Doubao showed the thinking process | Picture source: Geek Park

The thought-making Doubao outputs evaluation of these two models｜Picture source: Geek Park

The thinking process display allows users to clearly see the model's reasoning steps, not just the final result. In this way, users can feel that the model's decisions are based on and they will have more trust in the results output by the model.

02. Doubao vs deepseek, each has its own advantages. Because it is still under test, the "Deep Thinking" function is not currently displayed on the Doubao dialogue page. When entering the message, there is no selection box like other products connected to deepseek to choose whether to enable the "Deep Thinking" function. However, users who are grayscale will trigger this function when asking some questions.

I asked Doubao and deepseek at the same time with a few questions to see what the two will behave in "deep thinking".

Classic mathematical problem: "Who is older than 9.11 or 9.9"

Look at the thinking process of Doubao first:

Let me talk first. During the test, I found that the "deep thinking" mode of Doubao is not stable. After the first input of "Who is older than 9.11 or 9.9",It simply responded to me:

Picture source: Geek Park

But when I typed "9.11 or 9.9, who is the biggest" again, I wanted to try to trigger the "deep thinking" mode, it really appeared:

Doubao considered in detail why I asked it this question for the second time... | Picture source: Geek Park

It can be seen that although Doubao realized that he had answered me just now, it still thought about the possibility that I might not understand the previous answer, and then gave the judgment method and finally output the result.

Look at deepseek's thinking process again:

You can see that although this is a "simple" question, deepseek's thinking process is also very detailed and more comprehensive than Doubao's thinking process.

In this simple math problem, Doubao and deepseek both follow the basic rules of decimal comparison and use multiple methods to verify; the difference is that Doubao focuses on teaching guidance and takes into account possible user misunderstandings, while DeepSeek is more self-questioning and repeated verification, and the thinking process is more complicated.

Philosophical Question: What is the essence of consciousness? Will AI gain self-awareness?

Let’s look at Doubao’s answer first:

It can be seen that DeepSeek’s answers are divided into scientific theory and AI The four parts of consciousness path, ethical framework and solution path are cited by neuroscience, quantum theory, etc., and legal cases and specific data are mentioned; while Doubao's answers are more inclined to philosophical theory classification, listing physicalism, dualism, etc., and discussing views that support and oppose AI rights, but there is no in-depth technical details.

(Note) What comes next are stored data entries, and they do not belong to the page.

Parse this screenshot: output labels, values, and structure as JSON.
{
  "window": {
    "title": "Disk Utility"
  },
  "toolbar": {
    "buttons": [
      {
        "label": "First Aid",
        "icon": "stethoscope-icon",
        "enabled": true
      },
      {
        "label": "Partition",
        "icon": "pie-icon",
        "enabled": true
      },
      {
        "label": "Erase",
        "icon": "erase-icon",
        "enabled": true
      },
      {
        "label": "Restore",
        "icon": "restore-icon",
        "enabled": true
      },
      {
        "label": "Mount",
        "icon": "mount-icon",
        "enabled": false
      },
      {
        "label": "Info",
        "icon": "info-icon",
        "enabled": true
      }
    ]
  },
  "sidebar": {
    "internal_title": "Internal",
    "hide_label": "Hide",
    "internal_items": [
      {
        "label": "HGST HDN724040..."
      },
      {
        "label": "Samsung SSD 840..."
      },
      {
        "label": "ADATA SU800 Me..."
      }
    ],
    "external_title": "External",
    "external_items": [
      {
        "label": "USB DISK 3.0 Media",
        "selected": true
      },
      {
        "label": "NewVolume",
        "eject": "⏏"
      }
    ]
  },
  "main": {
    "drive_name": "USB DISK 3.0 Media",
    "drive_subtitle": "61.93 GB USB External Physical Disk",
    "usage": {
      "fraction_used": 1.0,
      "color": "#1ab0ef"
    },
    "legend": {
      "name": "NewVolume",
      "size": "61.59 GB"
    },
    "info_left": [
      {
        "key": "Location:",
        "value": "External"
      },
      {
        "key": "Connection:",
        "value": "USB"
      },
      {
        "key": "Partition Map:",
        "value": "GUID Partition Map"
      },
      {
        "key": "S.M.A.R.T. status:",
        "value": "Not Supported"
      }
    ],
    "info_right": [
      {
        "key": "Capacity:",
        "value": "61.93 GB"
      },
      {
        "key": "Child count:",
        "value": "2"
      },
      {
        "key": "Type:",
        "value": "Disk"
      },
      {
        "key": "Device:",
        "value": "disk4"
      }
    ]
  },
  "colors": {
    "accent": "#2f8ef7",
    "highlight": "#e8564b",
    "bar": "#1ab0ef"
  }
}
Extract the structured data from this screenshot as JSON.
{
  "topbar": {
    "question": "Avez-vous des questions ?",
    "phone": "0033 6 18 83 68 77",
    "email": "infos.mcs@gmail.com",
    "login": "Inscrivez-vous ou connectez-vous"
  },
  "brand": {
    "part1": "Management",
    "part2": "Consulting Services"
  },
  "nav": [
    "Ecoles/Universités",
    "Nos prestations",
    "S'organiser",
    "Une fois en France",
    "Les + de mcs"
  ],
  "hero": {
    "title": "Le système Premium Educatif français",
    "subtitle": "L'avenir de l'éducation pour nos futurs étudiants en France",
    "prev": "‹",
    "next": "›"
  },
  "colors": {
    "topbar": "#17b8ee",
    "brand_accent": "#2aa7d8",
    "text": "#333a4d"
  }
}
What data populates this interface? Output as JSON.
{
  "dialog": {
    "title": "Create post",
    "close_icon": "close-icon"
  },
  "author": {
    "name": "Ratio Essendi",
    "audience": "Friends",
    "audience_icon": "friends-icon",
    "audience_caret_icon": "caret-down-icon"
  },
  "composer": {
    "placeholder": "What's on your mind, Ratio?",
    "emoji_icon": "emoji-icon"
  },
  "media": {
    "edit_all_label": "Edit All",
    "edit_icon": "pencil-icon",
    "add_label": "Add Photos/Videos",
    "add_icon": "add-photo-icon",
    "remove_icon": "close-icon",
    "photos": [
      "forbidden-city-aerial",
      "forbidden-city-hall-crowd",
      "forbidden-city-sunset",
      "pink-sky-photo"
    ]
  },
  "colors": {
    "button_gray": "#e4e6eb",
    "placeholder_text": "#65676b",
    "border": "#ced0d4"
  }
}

Both admit that there is no consensus on the nature of consciousness, and they also mention philosophical and scientific theories and ethical issues. The difference lies in depth and technical details. DeepSeek is more technically oriented, involving neuromorphic calculations and quantity.Sub-seal technology, etc., while Doubao focuses more on philosophical schools and existing ethical guidelines.

Through this actual test, we have seen the initial performance of Doubao in the deep thinking mode. Although it is currently in the testing stage and the stability and entrance of its function have not been fully opened, its preliminary display of the reasoning process has brought users a more intuitive understanding path.